Thursday, February 16, 2012

Walker's history of phony outrage, hypocritical criticism of others.

I couldn't help passing this story of Walker hypocrisy on, via this blog post.

Capital Times editor emeritus Dave Zweifel wrote this on Milwaukee Journal Sentinel’s Dan Bice's "research that shows once again why politicians who live in glass houses shouldn't throw stones."
Back to 2006, when Scott Walker was Milwaukee County executive, (said) about Democratic Gov. Jim Doyle when a purchasing director in the state Department of Administration was indicted in what turned out to be a seriously flawed case initiated by a George W. Bush-appointed U.S. attorney.

When Georgia Thompson was indicted on charges that she steered a state contract to a longtime Doyle supporter, Walker, then running for the GOP nomination for governor, issued a stinging press release that accused Doyle of essentially harboring crooks in his administration.

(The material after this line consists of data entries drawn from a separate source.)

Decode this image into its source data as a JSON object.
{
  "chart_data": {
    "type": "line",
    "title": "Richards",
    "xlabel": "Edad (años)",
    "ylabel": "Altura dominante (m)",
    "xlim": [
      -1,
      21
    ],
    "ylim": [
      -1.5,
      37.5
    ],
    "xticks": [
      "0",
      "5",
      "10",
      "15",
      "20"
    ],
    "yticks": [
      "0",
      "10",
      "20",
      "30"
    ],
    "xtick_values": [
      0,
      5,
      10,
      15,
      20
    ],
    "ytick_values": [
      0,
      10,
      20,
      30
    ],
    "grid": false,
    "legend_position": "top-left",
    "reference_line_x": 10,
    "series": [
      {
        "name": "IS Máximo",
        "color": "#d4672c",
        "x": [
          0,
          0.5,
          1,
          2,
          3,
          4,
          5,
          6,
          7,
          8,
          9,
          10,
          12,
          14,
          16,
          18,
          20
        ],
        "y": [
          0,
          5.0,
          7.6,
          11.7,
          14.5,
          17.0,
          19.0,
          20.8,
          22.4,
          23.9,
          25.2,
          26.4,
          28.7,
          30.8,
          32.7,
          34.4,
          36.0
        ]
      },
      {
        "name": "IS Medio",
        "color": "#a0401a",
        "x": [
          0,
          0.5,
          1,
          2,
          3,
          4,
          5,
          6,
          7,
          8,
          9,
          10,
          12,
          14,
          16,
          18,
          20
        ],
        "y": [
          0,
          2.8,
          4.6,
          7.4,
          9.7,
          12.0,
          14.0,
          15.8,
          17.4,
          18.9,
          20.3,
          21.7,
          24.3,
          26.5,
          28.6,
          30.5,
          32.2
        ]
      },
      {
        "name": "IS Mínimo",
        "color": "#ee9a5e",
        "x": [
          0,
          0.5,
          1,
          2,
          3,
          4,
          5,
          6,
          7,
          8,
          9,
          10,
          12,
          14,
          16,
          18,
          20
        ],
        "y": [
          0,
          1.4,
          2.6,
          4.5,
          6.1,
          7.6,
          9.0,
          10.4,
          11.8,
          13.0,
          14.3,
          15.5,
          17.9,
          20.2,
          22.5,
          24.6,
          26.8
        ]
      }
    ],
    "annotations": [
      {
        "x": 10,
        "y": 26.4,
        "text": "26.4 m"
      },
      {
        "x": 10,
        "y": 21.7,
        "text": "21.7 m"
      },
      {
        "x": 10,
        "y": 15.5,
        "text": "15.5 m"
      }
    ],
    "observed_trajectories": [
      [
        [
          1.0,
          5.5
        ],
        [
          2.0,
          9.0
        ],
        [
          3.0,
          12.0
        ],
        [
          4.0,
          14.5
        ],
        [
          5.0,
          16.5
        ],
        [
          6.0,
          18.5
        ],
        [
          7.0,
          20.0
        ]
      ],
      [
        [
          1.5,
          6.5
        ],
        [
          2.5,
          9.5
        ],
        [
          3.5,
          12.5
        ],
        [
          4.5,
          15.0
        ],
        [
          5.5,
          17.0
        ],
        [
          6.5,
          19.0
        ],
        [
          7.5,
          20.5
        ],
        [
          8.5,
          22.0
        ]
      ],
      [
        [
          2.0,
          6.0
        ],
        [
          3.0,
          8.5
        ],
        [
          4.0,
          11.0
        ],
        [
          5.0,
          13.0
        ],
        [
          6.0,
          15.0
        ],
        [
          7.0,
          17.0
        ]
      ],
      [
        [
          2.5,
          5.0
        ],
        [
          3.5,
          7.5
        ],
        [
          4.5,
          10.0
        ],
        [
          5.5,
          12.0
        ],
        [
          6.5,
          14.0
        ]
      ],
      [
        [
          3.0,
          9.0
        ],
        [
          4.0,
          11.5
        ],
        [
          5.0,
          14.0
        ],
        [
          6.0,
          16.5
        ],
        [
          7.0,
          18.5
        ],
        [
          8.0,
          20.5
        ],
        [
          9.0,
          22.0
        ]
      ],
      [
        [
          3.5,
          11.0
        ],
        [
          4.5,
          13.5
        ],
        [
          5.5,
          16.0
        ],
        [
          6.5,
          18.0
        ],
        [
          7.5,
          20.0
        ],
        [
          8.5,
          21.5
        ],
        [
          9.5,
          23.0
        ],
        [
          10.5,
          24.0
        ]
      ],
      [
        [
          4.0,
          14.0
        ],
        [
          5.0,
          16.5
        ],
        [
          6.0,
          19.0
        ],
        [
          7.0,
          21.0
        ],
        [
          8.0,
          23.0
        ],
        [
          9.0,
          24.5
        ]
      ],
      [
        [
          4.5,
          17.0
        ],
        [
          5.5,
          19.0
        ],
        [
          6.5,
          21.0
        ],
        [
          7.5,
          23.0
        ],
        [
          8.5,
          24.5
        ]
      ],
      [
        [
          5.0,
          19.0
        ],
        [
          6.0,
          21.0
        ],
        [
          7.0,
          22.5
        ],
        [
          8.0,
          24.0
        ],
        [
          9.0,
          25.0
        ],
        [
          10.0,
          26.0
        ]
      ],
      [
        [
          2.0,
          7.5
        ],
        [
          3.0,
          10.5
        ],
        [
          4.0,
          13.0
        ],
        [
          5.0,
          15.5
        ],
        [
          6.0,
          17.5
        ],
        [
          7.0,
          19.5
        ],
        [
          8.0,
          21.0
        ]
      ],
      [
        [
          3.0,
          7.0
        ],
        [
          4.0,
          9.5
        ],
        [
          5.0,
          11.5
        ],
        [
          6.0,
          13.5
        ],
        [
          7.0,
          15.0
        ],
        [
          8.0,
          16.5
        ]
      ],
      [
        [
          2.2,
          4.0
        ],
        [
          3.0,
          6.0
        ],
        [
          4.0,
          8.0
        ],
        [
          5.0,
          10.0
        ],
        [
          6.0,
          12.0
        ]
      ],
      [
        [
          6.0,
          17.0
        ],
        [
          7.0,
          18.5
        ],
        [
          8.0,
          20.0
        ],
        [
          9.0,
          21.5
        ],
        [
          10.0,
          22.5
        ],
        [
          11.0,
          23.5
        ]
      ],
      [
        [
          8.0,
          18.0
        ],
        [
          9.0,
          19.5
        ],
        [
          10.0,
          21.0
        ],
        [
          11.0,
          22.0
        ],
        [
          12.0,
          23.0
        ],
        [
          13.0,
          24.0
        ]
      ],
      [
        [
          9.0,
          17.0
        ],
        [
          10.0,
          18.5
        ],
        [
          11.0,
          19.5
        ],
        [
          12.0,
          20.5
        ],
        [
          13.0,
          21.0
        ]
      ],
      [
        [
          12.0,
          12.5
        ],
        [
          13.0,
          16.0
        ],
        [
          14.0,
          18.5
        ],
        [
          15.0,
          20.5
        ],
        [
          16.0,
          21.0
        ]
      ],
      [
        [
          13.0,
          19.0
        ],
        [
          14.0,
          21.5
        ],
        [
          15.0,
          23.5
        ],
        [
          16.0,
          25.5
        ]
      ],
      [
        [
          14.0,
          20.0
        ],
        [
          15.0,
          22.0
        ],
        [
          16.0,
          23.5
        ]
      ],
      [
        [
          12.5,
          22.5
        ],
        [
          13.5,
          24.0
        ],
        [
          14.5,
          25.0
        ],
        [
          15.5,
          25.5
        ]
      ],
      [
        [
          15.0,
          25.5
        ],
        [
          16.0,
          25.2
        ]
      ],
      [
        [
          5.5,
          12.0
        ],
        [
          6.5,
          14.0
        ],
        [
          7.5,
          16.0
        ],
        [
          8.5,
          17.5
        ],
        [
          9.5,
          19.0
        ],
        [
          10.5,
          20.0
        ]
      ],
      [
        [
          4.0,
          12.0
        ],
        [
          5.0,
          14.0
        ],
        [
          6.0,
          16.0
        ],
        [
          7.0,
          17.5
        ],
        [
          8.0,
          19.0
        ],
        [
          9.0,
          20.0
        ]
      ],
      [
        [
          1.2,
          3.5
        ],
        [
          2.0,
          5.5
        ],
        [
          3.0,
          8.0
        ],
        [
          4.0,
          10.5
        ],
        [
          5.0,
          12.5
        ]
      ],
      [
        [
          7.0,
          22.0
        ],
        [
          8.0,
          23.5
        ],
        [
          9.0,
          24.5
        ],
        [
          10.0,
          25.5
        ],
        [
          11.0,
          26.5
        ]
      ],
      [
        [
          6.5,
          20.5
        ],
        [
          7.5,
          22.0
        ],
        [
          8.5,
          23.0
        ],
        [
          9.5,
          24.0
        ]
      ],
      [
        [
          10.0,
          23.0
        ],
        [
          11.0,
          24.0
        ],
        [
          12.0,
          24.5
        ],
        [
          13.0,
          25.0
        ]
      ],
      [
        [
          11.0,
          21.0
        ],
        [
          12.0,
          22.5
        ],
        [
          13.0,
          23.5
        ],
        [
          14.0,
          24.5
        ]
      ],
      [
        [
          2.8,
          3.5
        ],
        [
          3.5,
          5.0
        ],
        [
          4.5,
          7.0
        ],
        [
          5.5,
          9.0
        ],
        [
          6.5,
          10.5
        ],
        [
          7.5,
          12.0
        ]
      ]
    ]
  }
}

Unfortunately, we have a governor that condones unethical and illegal behavior, Walker pontificated. The people of Wisconsin deserve better. Today's indictment provides further confirmation that the Doyle administration is damaged and must be removed from the Capitol. Governor Doyle needs to purge his administration of individuals who place politics and special interests ahead of the people of Wisconsin. Little can be said to underscore the seriousness of this charge. I am hopeful that the people of Wisconsin will allow me the opportunity to clean up Madison with the same fervor that guided my reform movement in Milwaukee County.

Thompson, who had been in state government long before Doyle was elected and was hired under a Republican governor, was surprisingly convicted of two felonies by a federal court jury, but the verdict was thrown out by an appeals court panel that found she had been wrongly convicted and the case against her was based on a serious lack of evidence. There doesn't appear to be any press release from the Walker camp related to that circumstance, however.


But that's not all. Going way back when Walker attended Marquette University, the droopy eyed governor appears to have a history of corruption:
According to the university's student paper, the Marquette Tribune, Walker violated campaign guidelines on numerous occasions when running for the student body presidency. The student paper called Walker unfit because he had distributed a mudslinging brochure about his opponent, and several of his campaign workers, upset with the endorsement of his opponent, took piles of the paper and threw them away.